70 Mile House is a community situated on Highway 97 in the Cariboo region of British Columbia, Canada. Its name is derived from its distance from Lillooet, which was Mile 0 of the Old Cariboo Road. Other examples of towns named by their distance from Lillooet on the Old Cariboo Road are 93 Mile House, 100 Mile House, and 150 Mile House.
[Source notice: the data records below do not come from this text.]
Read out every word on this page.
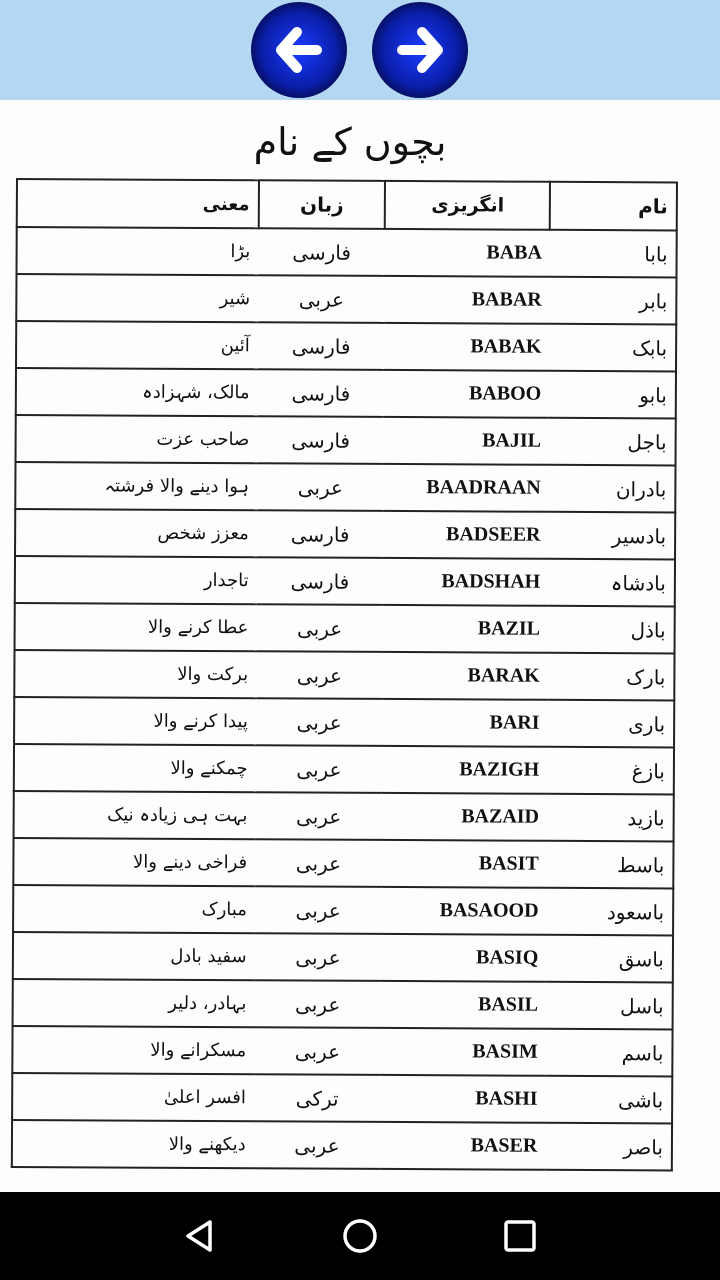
بچوں کے نام
معنی	زبان	انگریزی	نام
بڑا	فارسی	BABA	بابا
شیر	عربی	BABAR	بابر
آئین	فارسی	BABAK	بابک
مالک، شہزادہ	فارسی	BABOO	بابو
صاحب عزت	فارسی	BAJIL	باجل
ہوا دینے والا فرشتہ	عربی	BAADRAAN	بادران
معزز شخص	فارسی	BADSEER	بادسیر
تاجدار	فارسی	BADSHAH	بادشاہ
عطا کرنے والا	عربی	BAZIL	باذل
برکت والا	عربی	BARAK	بارک
پیدا کرنے والا	عربی	BARI	باری
چمکنے والا	عربی	BAZIGH	بازغ
بہت ہی زیادہ نیک	عربی	BAZAID	بازید
فراخی دینے والا	عربی	BASIT	باسط
مبارک	عربی	BASAOOD	باسعود
سفید بادل	عربی	BASIQ	باسق
بہادر، دلیر	عربی	BASIL	باسل
مسکرانے والا	عربی	BASIM	باسم
افسر اعلیٰ	ترکی	BASHI	باشی
دیکھنے والا	عربی	BASER	باصر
In its heyday, 70 Mile House was a frequent stop for stagecoaches, such as the ones run by Barnard's Express and for Cataline's mule train.

==History==
70 Mile House was the first stopping place built on the Old Cariboo Road. Charles Adrian pre-empted the land in 1862 and built a roadhouse on the property. The roadhouse was used in the winter of 1862-1863 by pioneer road builder Gustavus Blin Wright as a camp for his labourers.

In the spring of 1863, Wright purchased the property and leased it to other operators until 1869 when he sold it to JM Roberts and Edward Fisher. They sold the roadhouse in 1875 to John and William Saul. The Sauls sold it to William Boyd in the 1880s, and he and his family operated it for twenty years.

==Present day==
The roadhouse at 70 Mile House burned down in 1956, but travellers on Highway 97 will still find a store and a variety of other services at this historic location.